Note, however, that my personal perspective here is not a consensus position of the GNU project. There are many (most?) GNU developers that still consider RMS to be GNU's rightful leader. I think they are mistaken, but I do not repudiate them for this reason; we can work together while differing on this and other matters. I simply state that I, personally, do not serve RMS.

selective attrition

Though the "voluntary servitude" questions are at the heart of the recent joint statement, I think we all recognize that attempts at self-organization in GNU face a grave difficulty, even if RMS decided to retire tomorrow, in the way that GNU maintainers have selected themselves.

The great tragedy of RMS's tenure in the supposedly universalist FSF and GNU projects is that he behaves in a way that is particularly alienating to women. It doesn't take a genius to conclude that if you're personally driving away potential collaborators, that's a bad thing for the organization, and actively harmful to the organization's goals: software freedom is a cause that is explicitly for everyone.

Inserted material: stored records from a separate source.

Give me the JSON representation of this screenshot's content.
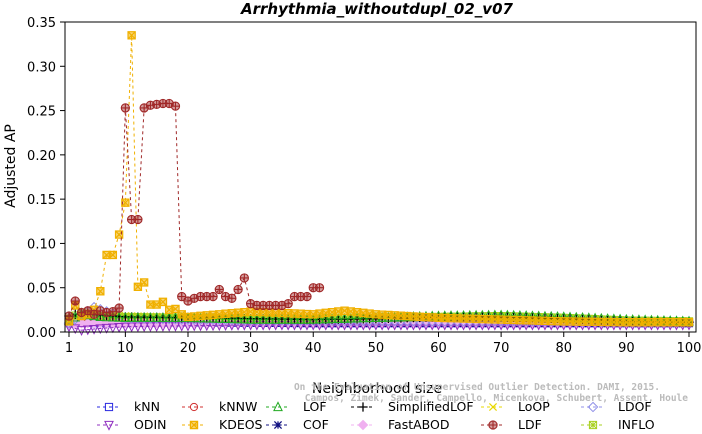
{
  "chart_data": {
    "type": "line",
    "title": "Arrhythmia_withoutdupl_02_v07",
    "xlabel": "Neighborhood size",
    "ylabel": "Adjusted AP",
    "xlim": [
      1,
      100
    ],
    "ylim": [
      0,
      0.35
    ],
    "xticks": [
      1,
      10,
      20,
      30,
      40,
      50,
      60,
      70,
      80,
      90,
      100
    ],
    "yticks": [
      "0.00",
      "0.05",
      "0.10",
      "0.15",
      "0.20",
      "0.25",
      "0.30",
      "0.35"
    ],
    "grid": false,
    "legend_position": "bottom",
    "watermark": [
      "Campos, Zimek, Sander, Campello, Micenkova, Schubert, Assent, Houle",
      "On the Evaluation of Unsupervised Outlier Detection. DAMI, 2015."
    ],
    "series": [
      {
        "name": "kNN",
        "color": "#2929e0",
        "marker": "square",
        "max_k": 100,
        "points": [
          [
            1,
            0.011
          ],
          [
            5,
            0.01
          ],
          [
            10,
            0.011
          ],
          [
            20,
            0.011
          ],
          [
            40,
            0.01
          ],
          [
            60,
            0.01
          ],
          [
            80,
            0.01
          ],
          [
            100,
            0.01
          ]
        ]
      },
      {
        "name": "kNNW",
        "color": "#d03030",
        "marker": "circle",
        "max_k": 100,
        "points": [
          [
            1,
            0.011
          ],
          [
            5,
            0.011
          ],
          [
            10,
            0.011
          ],
          [
            20,
            0.011
          ],
          [
            40,
            0.01
          ],
          [
            60,
            0.01
          ],
          [
            80,
            0.01
          ],
          [
            100,
            0.01
          ]
        ]
      },
      {
        "name": "LOF",
        "color": "#22aa22",
        "marker": "triangle",
        "max_k": 100,
        "points": [
          [
            1,
            0.013
          ],
          [
            3,
            0.02
          ],
          [
            6,
            0.017
          ],
          [
            10,
            0.016
          ],
          [
            20,
            0.016
          ],
          [
            30,
            0.014
          ],
          [
            40,
            0.014
          ],
          [
            50,
            0.016
          ],
          [
            60,
            0.018
          ],
          [
            70,
            0.019
          ],
          [
            80,
            0.017
          ],
          [
            90,
            0.014
          ],
          [
            100,
            0.012
          ]
        ]
      },
      {
        "name": "SimplifiedLOF",
        "color": "#000000",
        "marker": "plus",
        "max_k": 100,
        "points": [
          [
            1,
            0.018
          ],
          [
            3,
            0.022
          ],
          [
            6,
            0.019
          ],
          [
            10,
            0.017
          ],
          [
            20,
            0.016
          ],
          [
            30,
            0.015
          ],
          [
            40,
            0.014
          ],
          [
            50,
            0.015
          ],
          [
            60,
            0.017
          ],
          [
            70,
            0.017
          ],
          [
            80,
            0.015
          ],
          [
            90,
            0.012
          ],
          [
            100,
            0.011
          ]
        ]
      },
      {
        "name": "LoOP",
        "color": "#e8d800",
        "marker": "x",
        "max_k": 100,
        "points": [
          [
            1,
            0.015
          ],
          [
            3,
            0.02
          ],
          [
            6,
            0.02
          ],
          [
            10,
            0.018
          ],
          [
            20,
            0.017
          ],
          [
            30,
            0.016
          ],
          [
            40,
            0.015
          ],
          [
            50,
            0.016
          ],
          [
            60,
            0.017
          ],
          [
            70,
            0.017
          ],
          [
            80,
            0.015
          ],
          [
            90,
            0.012
          ],
          [
            100,
            0.011
          ]
        ]
      },
      {
        "name": "LDOF",
        "color": "#9090e8",
        "marker": "diamond",
        "max_k": 100,
        "points": [
          [
            1,
            0.01
          ],
          [
            5,
            0.028
          ],
          [
            10,
            0.016
          ],
          [
            20,
            0.014
          ],
          [
            40,
            0.013
          ],
          [
            60,
            0.012
          ],
          [
            80,
            0.012
          ],
          [
            100,
            0.011
          ]
        ]
      },
      {
        "name": "ODIN",
        "color": "#9030c0",
        "marker": "triangle-down",
        "max_k": 100,
        "points": [
          [
            1,
            0.006
          ],
          [
            3,
            0.002
          ],
          [
            6,
            0.004
          ],
          [
            10,
            0.006
          ],
          [
            20,
            0.007
          ],
          [
            30,
            0.008
          ],
          [
            50,
            0.008
          ],
          [
            70,
            0.008
          ],
          [
            100,
            0.008
          ]
        ]
      },
      {
        "name": "KDEOS",
        "color": "#f0b000",
        "marker": "square-x",
        "max_k": 100,
        "points": [
          [
            1,
            0.012
          ],
          [
            2,
            0.03
          ],
          [
            3,
            0.018
          ],
          [
            4,
            0.02
          ],
          [
            5,
            0.025
          ],
          [
            6,
            0.046
          ],
          [
            7,
            0.087
          ],
          [
            8,
            0.087
          ],
          [
            9,
            0.11
          ],
          [
            10,
            0.146
          ],
          [
            11,
            0.335
          ],
          [
            12,
            0.051
          ],
          [
            13,
            0.056
          ],
          [
            14,
            0.031
          ],
          [
            15,
            0.031
          ],
          [
            16,
            0.034
          ],
          [
            17,
            0.025
          ],
          [
            18,
            0.026
          ],
          [
            19,
            0.02
          ],
          [
            20,
            0.017
          ],
          [
            25,
            0.02
          ],
          [
            30,
            0.023
          ],
          [
            40,
            0.02
          ],
          [
            45,
            0.024
          ],
          [
            50,
            0.02
          ],
          [
            60,
            0.016
          ],
          [
            70,
            0.014
          ],
          [
            80,
            0.012
          ],
          [
            90,
            0.011
          ],
          [
            100,
            0.011
          ]
        ]
      },
      {
        "name": "COF",
        "color": "#101080",
        "marker": "star",
        "max_k": 100,
        "points": [
          [
            1,
            0.01
          ],
          [
            5,
            0.012
          ],
          [
            10,
            0.01
          ],
          [
            20,
            0.011
          ],
          [
            40,
            0.01
          ],
          [
            60,
            0.01
          ],
          [
            80,
            0.01
          ],
          [
            100,
            0.01
          ]
        ]
      },
      {
        "name": "FastABOD",
        "color": "#f0b0f0",
        "marker": "diamond-filled",
        "max_k": 100,
        "points": [
          [
            1,
            0.008
          ],
          [
            3,
            0.01
          ],
          [
            5,
            0.01
          ],
          [
            10,
            0.01
          ],
          [
            20,
            0.01
          ],
          [
            40,
            0.01
          ],
          [
            60,
            0.01
          ],
          [
            80,
            0.01
          ],
          [
            100,
            0.01
          ]
        ]
      },
      {
        "name": "LDF",
        "color": "#a02828",
        "marker": "circle-plus",
        "max_k": 41,
        "points": [
          [
            1,
            0.018
          ],
          [
            2,
            0.035
          ],
          [
            3,
            0.022
          ],
          [
            4,
            0.024
          ],
          [
            5,
            0.02
          ],
          [
            6,
            0.024
          ],
          [
            7,
            0.022
          ],
          [
            8,
            0.023
          ],
          [
            9,
            0.027
          ],
          [
            10,
            0.253
          ],
          [
            11,
            0.127
          ],
          [
            12,
            0.127
          ],
          [
            13,
            0.253
          ],
          [
            14,
            0.256
          ],
          [
            15,
            0.257
          ],
          [
            16,
            0.258
          ],
          [
            17,
            0.258
          ],
          [
            18,
            0.255
          ],
          [
            19,
            0.04
          ],
          [
            20,
            0.035
          ],
          [
            21,
            0.038
          ],
          [
            22,
            0.04
          ],
          [
            23,
            0.04
          ],
          [
            24,
            0.04
          ],
          [
            25,
            0.048
          ],
          [
            26,
            0.04
          ],
          [
            27,
            0.038
          ],
          [
            28,
            0.048
          ],
          [
            29,
            0.061
          ],
          [
            30,
            0.032
          ],
          [
            31,
            0.03
          ],
          [
            32,
            0.03
          ],
          [
            33,
            0.03
          ],
          [
            34,
            0.03
          ],
          [
            35,
            0.03
          ],
          [
            36,
            0.032
          ],
          [
            37,
            0.04
          ],
          [
            38,
            0.04
          ],
          [
            39,
            0.04
          ],
          [
            40,
            0.05
          ],
          [
            41,
            0.05
          ]
        ]
      },
      {
        "name": "INFLO",
        "color": "#a8d020",
        "marker": "asterisk-square",
        "max_k": 100,
        "points": [
          [
            1,
            0.015
          ],
          [
            3,
            0.022
          ],
          [
            6,
            0.018
          ],
          [
            10,
            0.017
          ],
          [
            20,
            0.016
          ],
          [
            30,
            0.015
          ],
          [
            40,
            0.015
          ],
          [
            50,
            0.016
          ],
          [
            60,
            0.017
          ],
          [
            70,
            0.018
          ],
          [
            80,
            0.016
          ],
          [
            90,
            0.013
          ],
          [
            100,
            0.012
          ]
        ]
      }
    ]
  }
}
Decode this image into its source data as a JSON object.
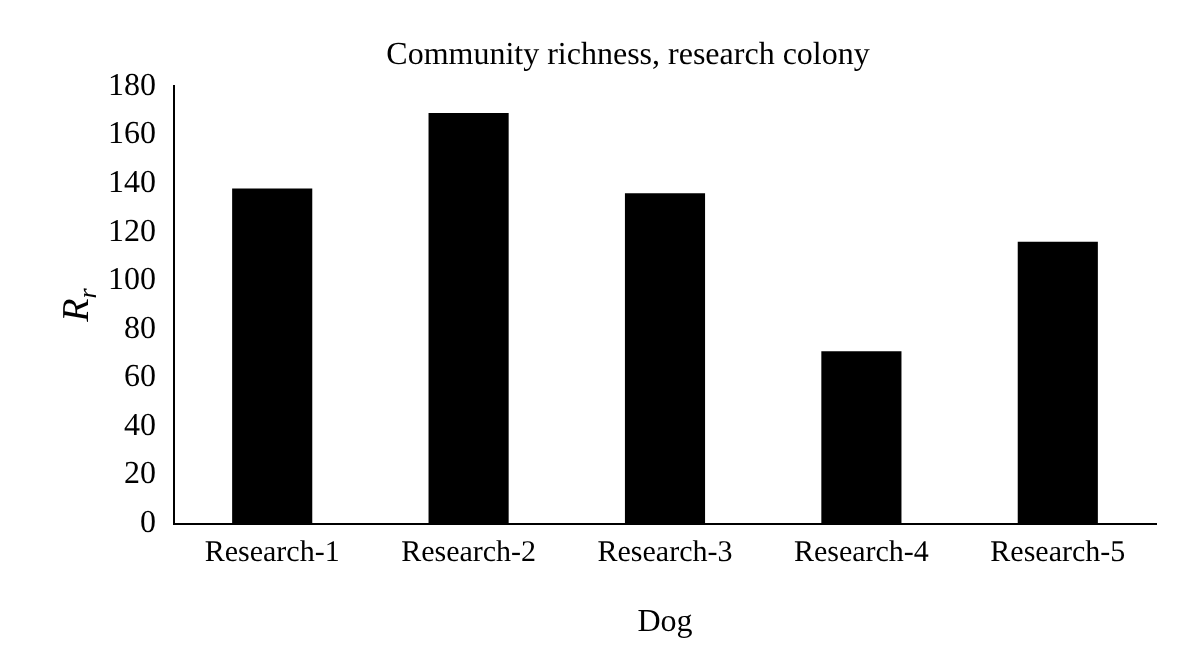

We already know that software development in people's free time skews towards privilege: not everyone has the ability to devote many hours per week to what is for many people a hobby, and it follows of course that those that have more privilege in society will be more able to establish a position in the movement. And then on top of these limitations on contributors coming in, we additionally have this negative effect of a toxic culture pushing people out.

The result, sadly, is that a significant proportion of those that have stuck with GNU don't see any problems with RMS. The cause of software freedom has always run against the grain of capitalism so GNU people are used to being a bit contrarian, but it has also had the unfortunate effect of creating a cult of personality and a with-us-or-against-us mentality. For some, only a traitor would criticise the GNU project. It's laughable but it's a thing; I prefer to ignore these perspectives.

Finally, it must be said that there are a few GNU people for whom it's important to check if the microphone is on before making a joke about rape culture. (Incidentally, RMS had nothing to say on that issue; how useless.)

So I honestly am not sure if GNU as a whole effectively has the demos to make good decisions. Neglect and selective attrition have gravely weakened the project. But I stand by the principles and practice of software freedom, and by my fellow GNU maintainers who are unwilling to accept the status quo, and I consider attempts to reduce GNU to founder-loyalty to be mistaken and without legitimacy.

where we're at

Given this divided state regarding RMS, the only conclusion I can make is that for the foreseeable future, GNU is not likely to have a formal leadership. There will be affinity groups working in different ways. It's not ideal, but the differences are real and cannot be papered over. Perhaps in the medium term, GNU maintainers can reach enough consensus to establish a formal collective decision-making process; here's hoping.

In the meantime, as always, happy hacking, and: no gods! No masters! No chief!!!